Benjamin v. Chicago, Indianapolis & Louisville Railway Co., 140 Ill. App. 312 (1908)

March 20, 1908 · Illinois Appellate Court · Gen. No. 13,802
140 Ill. App. 312

Franklin Benjamin v. Chicago, Indianapolis & Louisville Railway Company.

Gen. No. 13,802.

1. Appeals and errors—what not final judgment. A judgment for costs against the plaintiff is not final and appealable if unaccompanied by a finding on the issues for the defendant or an order that the suit be dismissed.

2. Municipal Court—within what time writ of error must he sued out. To review a judgment of the Municipal Court a writ of error must be sued out within thirty days after the entry of such judgment.

*313Action on the case. Error to the Municipal Court of Chicago; the Hon. Stephen A. Fosteb, Judge, presiding.

Heard in the Branch Appellate Court, at the October term, 1907.

Dismissed.

Opinion filed March 20, 1908.

M. L. Thackaberry, for plaintiff in error.

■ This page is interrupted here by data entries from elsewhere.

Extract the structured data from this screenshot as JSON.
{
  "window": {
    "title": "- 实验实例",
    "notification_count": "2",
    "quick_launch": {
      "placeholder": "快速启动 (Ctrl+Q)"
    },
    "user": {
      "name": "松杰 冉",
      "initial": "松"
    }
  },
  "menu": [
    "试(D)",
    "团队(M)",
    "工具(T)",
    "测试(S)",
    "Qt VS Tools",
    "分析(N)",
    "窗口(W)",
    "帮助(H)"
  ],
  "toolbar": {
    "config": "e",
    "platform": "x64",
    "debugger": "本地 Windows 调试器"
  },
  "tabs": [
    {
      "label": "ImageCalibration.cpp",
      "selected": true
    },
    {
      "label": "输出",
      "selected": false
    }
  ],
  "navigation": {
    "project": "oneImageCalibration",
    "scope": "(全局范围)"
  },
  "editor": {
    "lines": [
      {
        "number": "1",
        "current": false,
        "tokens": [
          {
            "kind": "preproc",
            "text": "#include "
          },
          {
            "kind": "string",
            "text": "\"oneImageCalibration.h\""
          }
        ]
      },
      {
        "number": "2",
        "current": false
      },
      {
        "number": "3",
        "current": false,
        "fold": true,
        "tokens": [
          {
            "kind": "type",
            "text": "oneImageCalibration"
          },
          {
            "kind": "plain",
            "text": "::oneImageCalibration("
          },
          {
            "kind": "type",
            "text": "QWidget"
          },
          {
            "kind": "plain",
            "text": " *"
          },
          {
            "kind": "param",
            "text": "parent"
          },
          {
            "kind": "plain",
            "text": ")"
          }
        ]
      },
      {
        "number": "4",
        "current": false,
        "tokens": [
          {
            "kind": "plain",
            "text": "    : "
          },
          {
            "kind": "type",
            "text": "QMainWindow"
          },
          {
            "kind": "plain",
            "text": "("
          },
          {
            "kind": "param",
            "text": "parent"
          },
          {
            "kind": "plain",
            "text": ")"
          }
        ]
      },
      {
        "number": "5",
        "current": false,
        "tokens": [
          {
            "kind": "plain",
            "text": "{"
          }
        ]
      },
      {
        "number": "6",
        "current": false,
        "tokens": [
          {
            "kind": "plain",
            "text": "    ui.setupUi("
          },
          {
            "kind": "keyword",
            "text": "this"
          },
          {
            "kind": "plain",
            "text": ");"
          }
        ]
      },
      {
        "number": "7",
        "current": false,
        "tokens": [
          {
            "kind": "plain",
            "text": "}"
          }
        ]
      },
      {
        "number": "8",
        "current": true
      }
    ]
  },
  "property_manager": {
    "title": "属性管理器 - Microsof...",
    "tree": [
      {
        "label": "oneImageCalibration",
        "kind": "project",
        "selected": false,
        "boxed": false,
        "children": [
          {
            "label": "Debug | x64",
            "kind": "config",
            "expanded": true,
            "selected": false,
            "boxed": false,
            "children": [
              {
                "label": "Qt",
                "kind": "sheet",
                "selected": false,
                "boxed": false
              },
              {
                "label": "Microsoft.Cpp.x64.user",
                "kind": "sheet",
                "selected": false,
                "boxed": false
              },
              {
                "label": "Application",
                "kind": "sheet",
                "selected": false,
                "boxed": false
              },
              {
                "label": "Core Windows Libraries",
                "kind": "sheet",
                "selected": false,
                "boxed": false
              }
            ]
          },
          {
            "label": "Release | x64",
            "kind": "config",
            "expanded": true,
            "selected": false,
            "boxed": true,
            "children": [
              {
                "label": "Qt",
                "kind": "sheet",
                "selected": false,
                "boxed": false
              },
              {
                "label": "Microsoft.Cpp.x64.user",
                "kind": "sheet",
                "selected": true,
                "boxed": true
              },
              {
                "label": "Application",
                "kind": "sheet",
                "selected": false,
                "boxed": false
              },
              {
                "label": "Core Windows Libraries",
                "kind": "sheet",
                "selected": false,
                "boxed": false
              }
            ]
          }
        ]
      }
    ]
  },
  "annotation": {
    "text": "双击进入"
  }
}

L. L. Smith, for defendant in error.

Mr. Presiding Justice Baker

delivered the opinion of the conrt.

March 16, 1907, in an action of the fourth class in the Municipal Court, the plaintiff had judgment for $100 and costs. March 26, 1907, the following’ order was entered in the cause:

“This day again come the parties, and thereupon defendant moved the court to vacate and set aside the judgment heretofore rendered herein on the 16th day of March, A. D. 1907, and the conrt being fully advised in the premises doth sustain said motion, and it is ordered, that the judgment heretofore rendered herein be and the same is hereby vacated and wholly set aside.

It is therefore considered by the court that the defendant have and recover of the plaintiff its costs and charges by it herein expended, taxed, at-dollars, and that it have execution therefor.”

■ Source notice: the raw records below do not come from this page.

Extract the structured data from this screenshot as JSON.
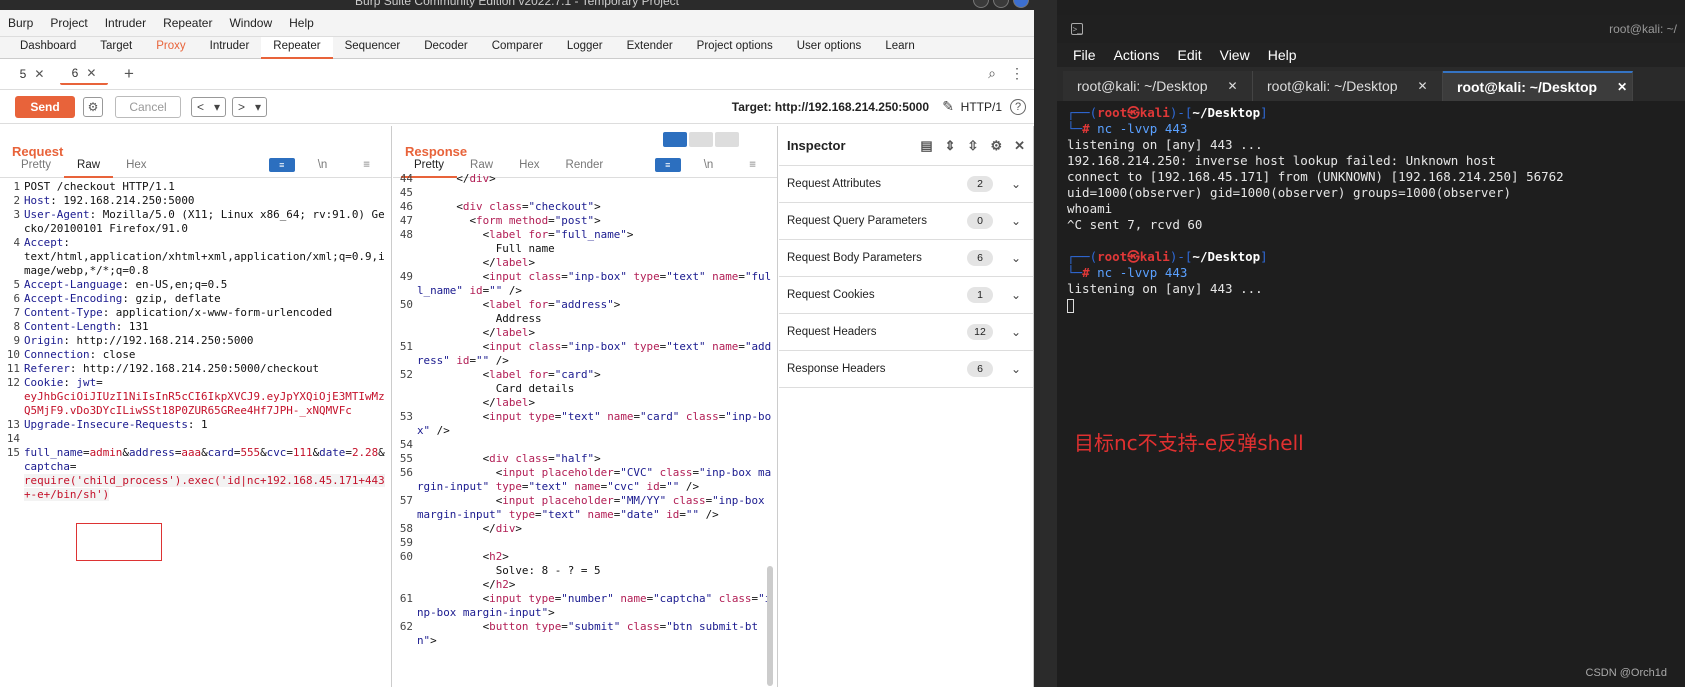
{
  "burp": {
    "window_title": "Burp Suite Community Edition v2022.7.1 - Temporary Project",
    "menu": [
      "Burp",
      "Project",
      "Intruder",
      "Repeater",
      "Window",
      "Help"
    ],
    "tabs": [
      "Dashboard",
      "Target",
      "Proxy",
      "Intruder",
      "Repeater",
      "Sequencer",
      "Decoder",
      "Comparer",
      "Logger",
      "Extender",
      "Project options",
      "User options",
      "Learn"
    ],
    "active_tab": "Repeater",
    "repeater_tabs": [
      "5",
      "6"
    ],
    "toolbar": {
      "send": "Send",
      "cancel": "Cancel",
      "target": "Target: http://192.168.214.250:5000",
      "http": "HTTP/1"
    },
    "request": {
      "title": "Request",
      "view_tabs": [
        "Pretty",
        "Raw",
        "Hex"
      ],
      "active_view": "Raw"
    },
    "response": {
      "title": "Response",
      "view_tabs": [
        "Pretty",
        "Raw",
        "Hex",
        "Render"
      ],
      "active_view": "Pretty"
    },
    "inspector": {
      "title": "Inspector",
      "rows": [
        {
          "label": "Request Attributes",
          "count": "2"
        },
        {
          "label": "Request Query Parameters",
          "count": "0"
        },
        {
          "label": "Request Body Parameters",
          "count": "6"
        },
        {
          "label": "Request Cookies",
          "count": "1"
        },
        {
          "label": "Request Headers",
          "count": "12"
        },
        {
          "label": "Response Headers",
          "count": "6"
        }
      ]
    }
  },
  "terminal": {
    "title": "root@kali: ~/",
    "menu": [
      "File",
      "Actions",
      "Edit",
      "View",
      "Help"
    ],
    "tabs": [
      "root@kali: ~/Desktop",
      "root@kali: ~/Desktop",
      "root@kali: ~/Desktop"
    ],
    "cmd1": "nc -lvvp 443",
    "out1": [
      "listening on [any] 443 ...",
      "192.168.214.250: inverse host lookup failed: Unknown host",
      "connect to [192.168.45.171] from (UNKNOWN) [192.168.214.250] 56762",
      "uid=1000(observer) gid=1000(observer) groups=1000(observer)",
      "whoami",
      "^C sent 7, rcvd 60"
    ],
    "cmd2": "nc -lvvp 443",
    "out2": "listening on [any] 443 ...",
    "prompt_user": "root",
    "prompt_host": "kali",
    "prompt_dir": "~/Desktop",
    "note": "目标nc不支持-e反弹shell",
    "watermark": "CSDN @Orch1d"
  }
}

June 24,1907, the plaintiff filed the transcript of the record in this court and sued out a writ of error to the Municipal Court.

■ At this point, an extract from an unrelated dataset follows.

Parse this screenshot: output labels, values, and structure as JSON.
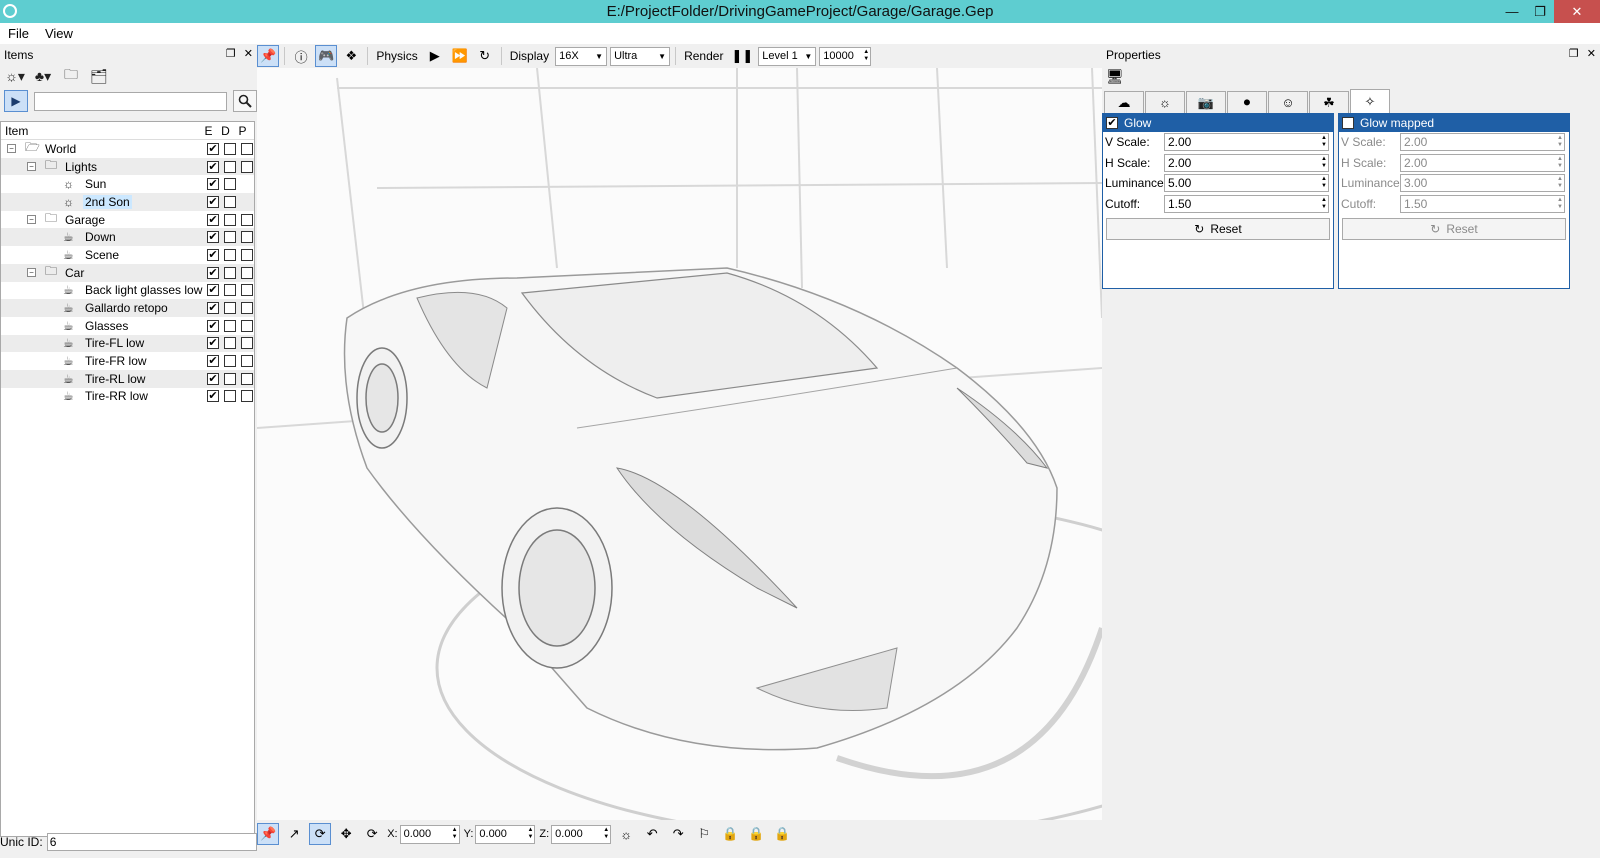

The writ of error must he dismissed for two reasons: First, Because the judgment is not a final judgment, and second, because the writ of error was not sued out until more than thirty days after the entry of the judgment.

For the judgment we must look alone to the judgment order or entry of judgment in the record proper, and such order cannot be aided or supplemented by any statement in a bill of exceptions or statement signed by the trial judge, which under the Municipal Court Act takes the place of a bill of exceptions. The judgment *314order in this case shows that the court, without a finding of the issues for the defendant, or order that the suit be dismissed, entered a judgment for costs against the plaintiff. Such a judgment is not final. People ex rel. v. Severson, 113 Ill. App. 496; Chicago Portrait Co. v. Chicago Crayon Co., 217 Ill. 200.

Section twenty-three of the Municipal Court Act provides that final judgments of that court, in actions • of the fourth class, shall be reviewed by this court by writ of error only, and “that the time within which a writ of error may be sued out shall be limited to thirty days after the entry of the final order or judgment complained of.”

“A writ of error is a writ of right by the common law and lies in all cases, civil and criminal, except capital but can of course be regulated by statute.” Unknown Heirs of Langworthy v. Baker, 23 Ill. 430; Peak v. The People, 76 id. 289.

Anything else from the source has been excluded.